Cancer often transfers from its primary lesion to other lesions—clinically referred to as metastasis. In early metastasis, cancer cells invade lymphatic vessels, reach lymph nodes, and proliferate. Conventional chemotherapy for metastatic lymph nodes has limitations because only part of anticancer drug administrated by intravenous injection reaches the metastatic lymph nodes, and the expanded tumors restrict the bloodstream, preventing anticancer drug delivery.
LDDS provides an alternative strategy to conventional chemotherapy. Anticancer drugs are injected directly into sentinel lymph nodes under ultrasound guidance. LDDS is also available during intra-operative or image-guided surgery.
Professor Tetsuya Kodama investigated the effect of osmotic pressure and the viscosity of anticancer drugs on the efficacy of lymph node metastasis treatment. Optimal osmotic pressure and viscosity ranges significantly improved an antitumor effect.
This improvement could be explained as follows: the hyperosmotic fluid injected into the tumor-draining lymph nodes may increase the inflow of liquid components from blood vessels and high endothelial venules. Anticancer drugs with higher osmotic fluid could also flow in the efferent lymphatic vessels and the case expansion of lymphatic channels and vessels, allowing anticancer drugs to target tumor cells. Moreover, the optimized anticancer drugs of LDDS could target not only sentinel lymph nodes but also downstream lymph nodes with a high risk of secondary metastasis.

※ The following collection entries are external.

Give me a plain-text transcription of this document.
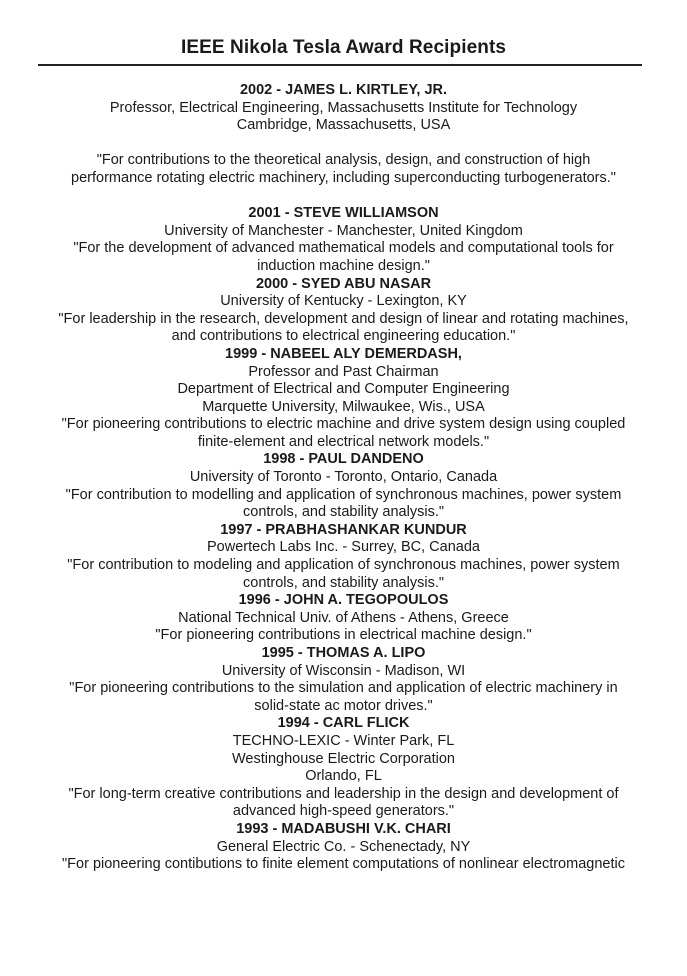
IEEE Nikola Tesla Award Recipients
2002 - JAMES L. KIRTLEY, JR.
Professor, Electrical Engineering, Massachusetts Institute for Technology
Cambridge, Massachusetts, USA
"For contributions to the theoretical analysis, design, and construction of high
performance rotating electric machinery, including superconducting turbogenerators."
2001 - STEVE WILLIAMSON
University of Manchester - Manchester, United Kingdom
"For the development of advanced mathematical models and computational tools for
induction machine design."
2000 - SYED ABU NASAR
University of Kentucky - Lexington, KY
"For leadership in the research, development and design of linear and rotating machines,
and contributions to electrical engineering education."
1999 - NABEEL ALY DEMERDASH,
Professor and Past Chairman
Department of Electrical and Computer Engineering
Marquette University, Milwaukee, Wis., USA
"For pioneering contributions to electric machine and drive system design using coupled
finite-element and electrical network models."
1998 - PAUL DANDENO
University of Toronto - Toronto, Ontario, Canada
"For contribution to modelling and application of synchronous machines, power system
controls, and stability analysis."
1997 - PRABHASHANKAR KUNDUR
Powertech Labs Inc. - Surrey, BC, Canada
"For contribution to modeling and application of synchronous machines, power system
controls, and stability analysis."
1996 - JOHN A. TEGOPOULOS
National Technical Univ. of Athens - Athens, Greece
"For pioneering contributions in electrical machine design."
1995 - THOMAS A. LIPO
University of Wisconsin - Madison, WI
"For pioneering contributions to the simulation and application of electric machinery in
solid-state ac motor drives."
1994 - CARL FLICK
TECHNO-LEXIC - Winter Park, FL
Westinghouse Electric Corporation
Orlando, FL
"For long-term creative contributions and leadership in the design and development of
advanced high-speed generators."
1993 - MADABUSHI V.K. CHARI
General Electric Co. - Schenectady, NY
"For pioneering contibutions to finite element computations of nonlinear electromagnetic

In summary, treatment using LDDS optimizes the physical properties of anticancer drugs, osmotic pressure and viscosity; improves the treatment efficacy; and restricts the spread of tumors in lymph node metastasis.
(Excerpt) Read more at medicalxpress.com ...
“To improve the survival rate of patients with LN metastasis, a lymphatic drug delivery system (LDDS) has been developed to target metastatic LN by delivering chemotherapy agents into sentinel LN (SLN) under ultrasound guidance. The LDDS is an advanced method that can be applied in the early stage of the progression of tumor cells in the SLN before tumor mass formation has occurred. Here we investigated the optimal physicochemical ranges of chemotherapeutic agents’ solvents with the aim of increasing treatment efficacy using the LDDS. We found that an appropriate osmotic pressure range for drug administration was 700–3,000 kPa, with a viscosity < 40 mPa⋅s. In these physicochemical ranges, expansion of lymphatic vessels and sinuses, drug retention, and subsequent antitumor effects could be more precisely controlled. Furthermore, the antitumor effects depended on the tumor progression stage in the SLN, the injection rate, and the volumes of administered drugs.”